Today, when I hear people complain about text message break-ups, I say, I'd take that over a 3-hour bus ride to the outer edges of Scarborough, Ontario for a 30 second break up and immediate return trip home! Sheesh! Though in hindsight it was rather funny in a teenage angst kind of way.
Apparently I'm still not very good at initiating breakups. Even when it's a plant.
A few years ago it took me forever to finally yank out the awful umbrella tree that was using up all my prime, full-sun garden space [see One Small Step for Suburban Kind]. My thinking was: the lot was then barren and it seemed crazy to remove one of the few things growing there besides grass. Once I finally yanked it out, I felt so unbelievably liberated in a gardening-kind-of-way, that I couldn't believe I'd even hesitated to take her down.
Well, now, I have two more bad plant relationships to deal with.
First, this is not my rose of sharon:
But this is my rose of sharon:
Yes, you may laugh. I certainly do.
Need I say more? I've relocated it three times. It has never figured out how to grow bushy leaves. But it does manage to get some wimpy little blossoms in spite of its sickly looking self.
I'm sure there's a life-altering metaphor in there but I haven't quite grasped it yet.
I just moved it to its Last Chance spot in the front garden. I'm giving one more summer (2009-mark your calendars) and then, well, it's getting THE dreaded It's not You, It's Me text message whereupon I shall cut my losses and run.
Next, this is not my blueberry bush:
These are my blueberry bushes (not to scale: they're smaller than they look!):
I've had them (yes, there's really two) for three years. It's not that they haven't grown. It's that they've actually shrunken, measuring in at a completely unimpressive six inches in yet another realm where size does matter. One has leaves, the other has none. Given that blueberries are my absolute most favourite food on earth, I feel this is an injustice.

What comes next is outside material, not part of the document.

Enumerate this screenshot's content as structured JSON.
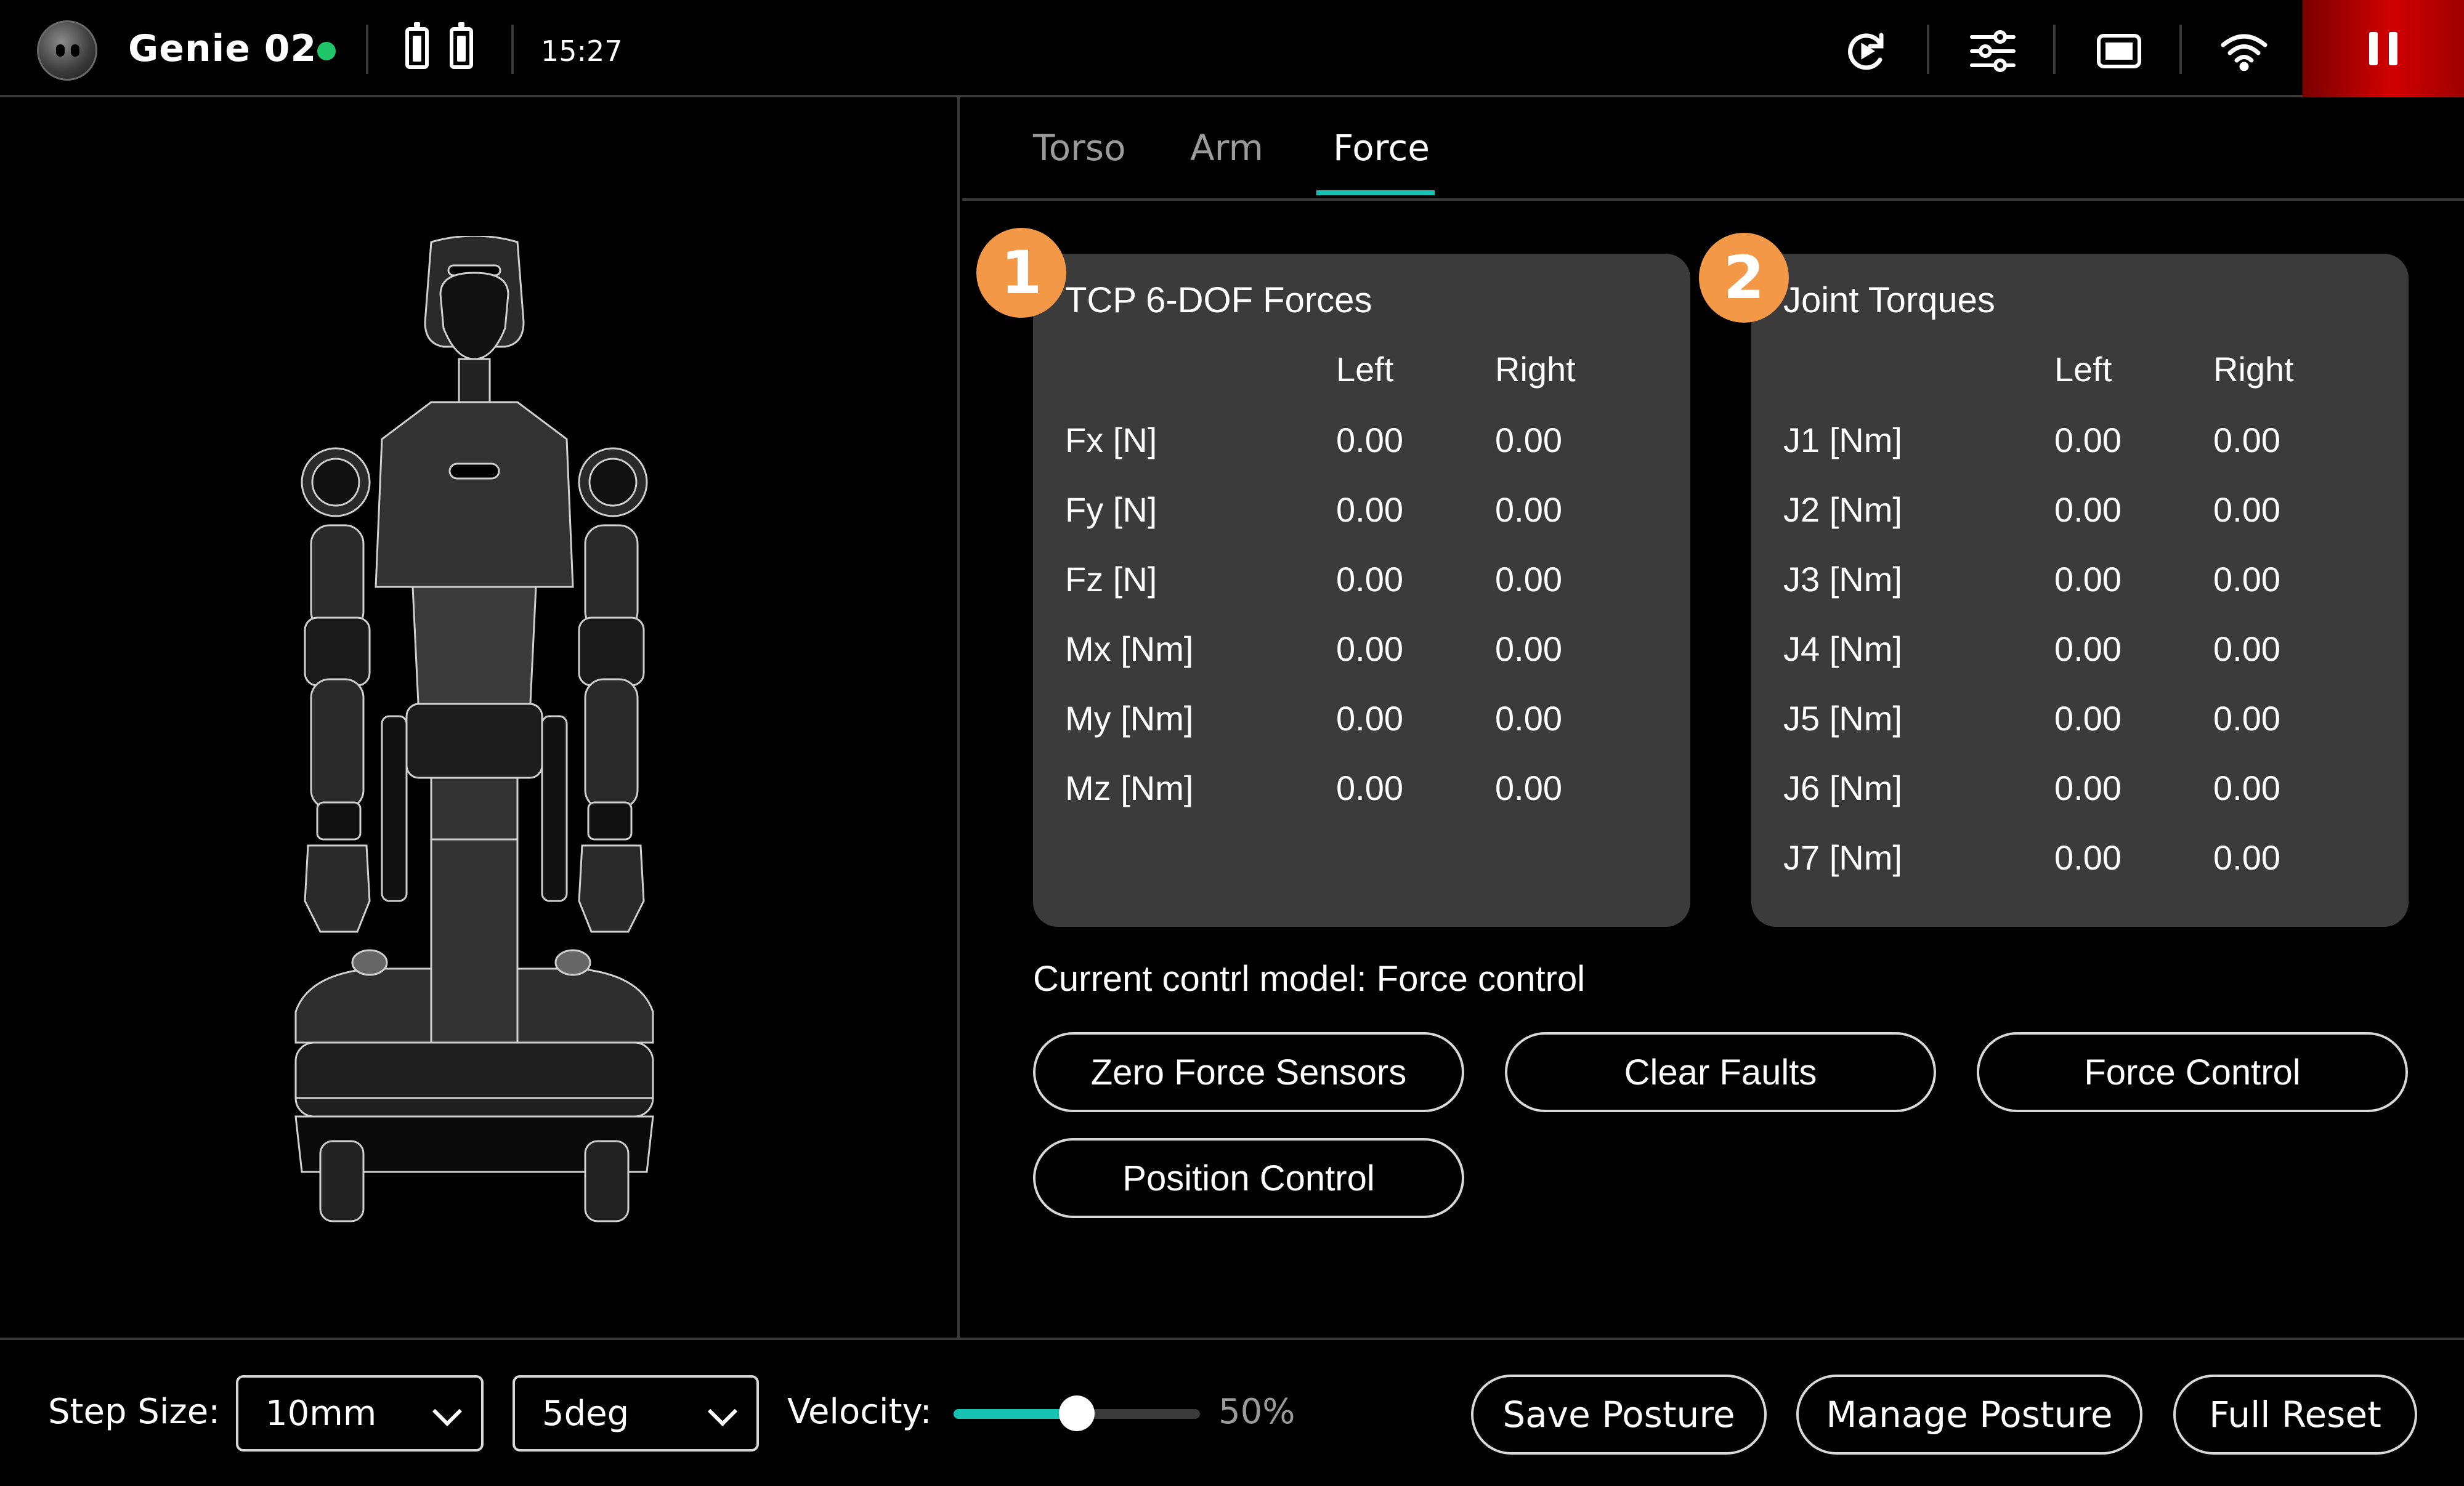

I was about to break up with them this summer when I surfed the net for a second opinion. I found a local-ish garden blog where the guy mentioned having success growing them in pots, so I started thinking that over: perhaps I could indeed revive them. Do I think I'm the Mother Teresa of Gardening or what?

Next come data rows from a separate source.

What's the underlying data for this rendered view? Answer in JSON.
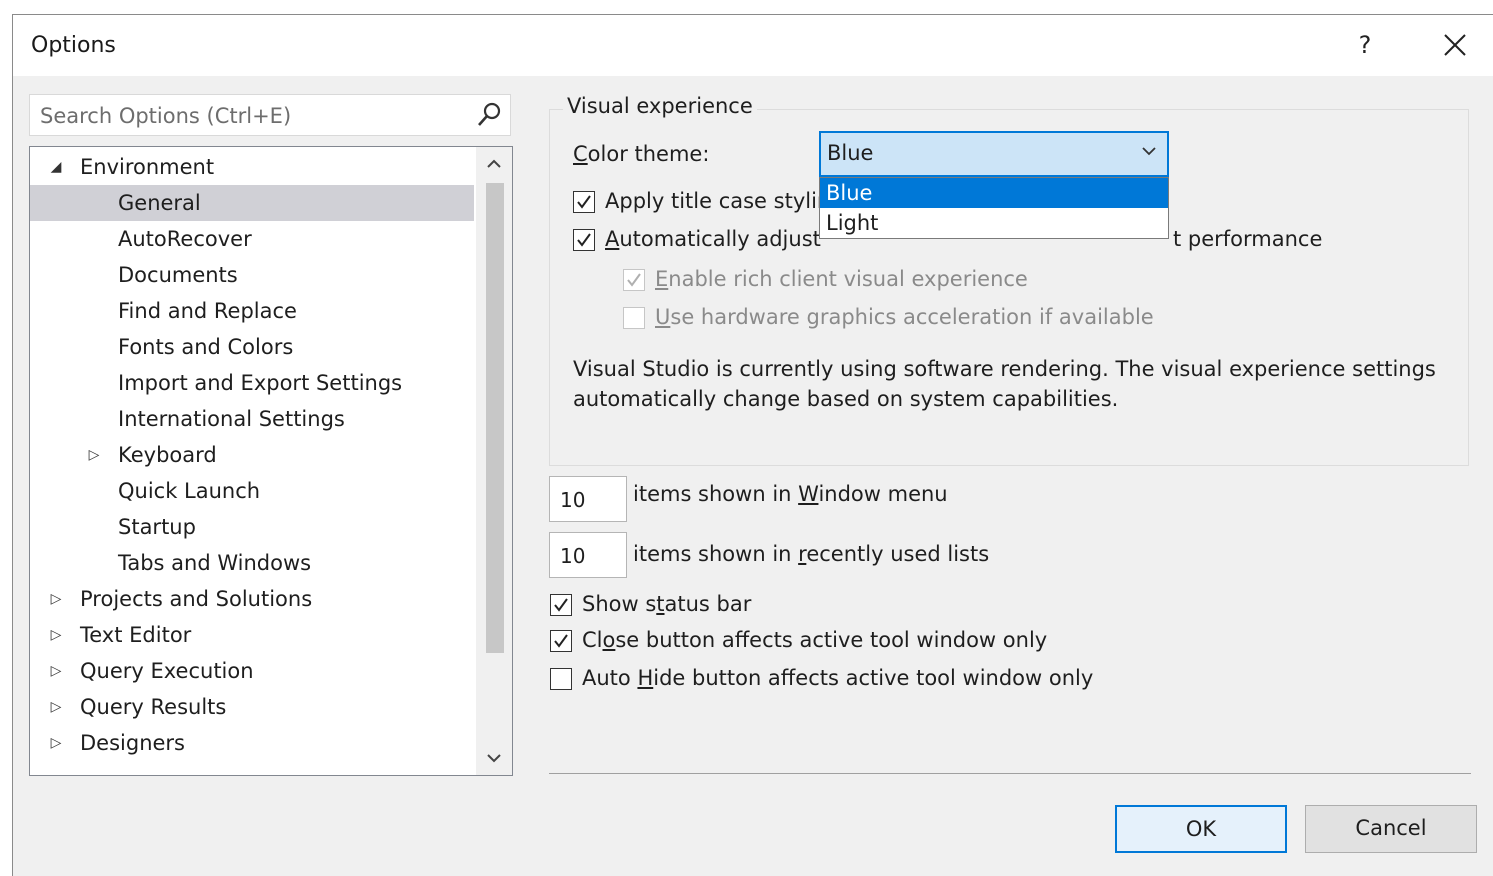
{
  "window": {
    "title": "Options",
    "help_label": "?",
    "close_label": "✕"
  },
  "search": {
    "placeholder": "Search Options (Ctrl+E)"
  },
  "tree": {
    "items": [
      {
        "label": "Environment",
        "expanded": true
      },
      {
        "label": "General",
        "selected": true
      },
      {
        "label": "AutoRecover"
      },
      {
        "label": "Documents"
      },
      {
        "label": "Find and Replace"
      },
      {
        "label": "Fonts and Colors"
      },
      {
        "label": "Import and Export Settings"
      },
      {
        "label": "International Settings"
      },
      {
        "label": "Keyboard",
        "expanded": false
      },
      {
        "label": "Quick Launch"
      },
      {
        "label": "Startup"
      },
      {
        "label": "Tabs and Windows"
      },
      {
        "label": "Projects and Solutions",
        "expanded": false
      },
      {
        "label": "Text Editor",
        "expanded": false
      },
      {
        "label": "Query Execution",
        "expanded": false
      },
      {
        "label": "Query Results",
        "expanded": false
      },
      {
        "label": "Designers",
        "expanded": false
      }
    ]
  },
  "visual_experience": {
    "legend": "Visual experience",
    "color_theme": {
      "label_first": "C",
      "label_rest": "olor theme:",
      "value": "Blue",
      "options": [
        "Blue",
        "Light"
      ]
    },
    "apply_title_case": {
      "label": "Apply title case stylir",
      "checked": true
    },
    "auto_adjust": {
      "label_first": "A",
      "label_rest": "utomatically adjust",
      "label_tail": "t performance",
      "checked": true
    },
    "rich_client": {
      "label_first": "E",
      "label_rest": "nable rich client visual experience",
      "checked": true,
      "disabled": true
    },
    "hardware_accel": {
      "label_first": "U",
      "label_rest": "se hardware graphics acceleration if available",
      "checked": false,
      "disabled": true
    },
    "info_line1": "Visual Studio is currently using software rendering.  The visual experience settings",
    "info_line2": "automatically change based on system capabilities."
  },
  "window_menu": {
    "value": "10",
    "label_pre": "items shown in ",
    "label_key": "W",
    "label_post": "indow menu"
  },
  "recent_lists": {
    "value": "10",
    "label_pre": "items shown in ",
    "label_key": "r",
    "label_post": "ecently used lists"
  },
  "show_status_bar": {
    "label_pre": "Show s",
    "label_key": "t",
    "label_post": "atus bar",
    "checked": true
  },
  "close_button": {
    "label_pre": "Cl",
    "label_key": "o",
    "label_post": "se button affects active tool window only",
    "checked": true
  },
  "auto_hide": {
    "label_pre": "Auto ",
    "label_key": "H",
    "label_post": "ide button affects active tool window only",
    "checked": false
  },
  "buttons": {
    "ok": "OK",
    "cancel": "Cancel"
  }
}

Why is it that I cling to hope in the face of such appalling reality? I think it's connected to the way I told myself on that long bus ride to Scarborough to see the boyfriend all those years ago that he had probably had a major epiphany and realized both an undying love for me and 306 new ways to experience happiness with me. The possibility of him breaking up with me hadn't even entered my mind. Which is why, deep down, I apparently believe that the rose of sharon and the blueberries are just waiting for that right season to really thrive.

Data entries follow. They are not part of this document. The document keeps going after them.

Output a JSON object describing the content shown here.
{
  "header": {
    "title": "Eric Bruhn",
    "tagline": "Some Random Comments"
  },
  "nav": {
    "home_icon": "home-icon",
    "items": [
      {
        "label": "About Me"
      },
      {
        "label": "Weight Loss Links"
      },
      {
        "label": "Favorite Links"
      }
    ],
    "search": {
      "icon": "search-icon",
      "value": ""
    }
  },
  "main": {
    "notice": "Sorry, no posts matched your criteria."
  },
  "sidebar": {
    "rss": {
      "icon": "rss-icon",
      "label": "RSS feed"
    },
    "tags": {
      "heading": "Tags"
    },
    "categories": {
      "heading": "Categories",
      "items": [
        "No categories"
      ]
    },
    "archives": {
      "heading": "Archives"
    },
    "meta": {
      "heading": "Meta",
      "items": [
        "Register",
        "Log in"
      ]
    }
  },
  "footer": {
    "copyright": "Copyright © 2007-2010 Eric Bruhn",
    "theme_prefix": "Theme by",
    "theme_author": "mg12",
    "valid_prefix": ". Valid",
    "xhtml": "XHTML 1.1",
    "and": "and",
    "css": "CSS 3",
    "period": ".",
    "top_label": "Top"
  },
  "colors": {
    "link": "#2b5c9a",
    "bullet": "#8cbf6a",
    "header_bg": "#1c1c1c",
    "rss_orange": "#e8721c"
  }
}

Breaking up is hard to do. Delaying it is perhaps even worse.
PS: The boyfriend showed up at my door about a year later telling me he had made a terrible mistake and wanted to get back together. If I agreed, he said, he'd break up with his current girlfriend right away! LOL.

~~Melissa










3 nature lovers:
It is refreshing to learn I am not the only one with these "problem plantings"! The blog world is so full of perfect problem free gardens....it was really beginning to make me feel bad! LOL
I am having issues as well, but will keep on trying. I will be interested to see if the blueberries work out in pots. Will you bring them in in the winter?
Very funny. My current hard-to-break-up-with plants are two brugmansias that just refuse to get big and bloom. I've relocated one and will soon relocate the other. Either they grow then or they're getting the boot.
As for the ex-boyfriend coming back a year later--have you noticed that some plants do the same thing? Then it turns into a how-can-I-miss-you-when-you-just-won't-leave kind of thing. But that's a whole other post.
Being the cold hearted B that I am, I broke up with my double blossomed rose of sharon this year without nary a guilty thought. Mind you, I did send it off with a new gardening partner and wished it well in her garden.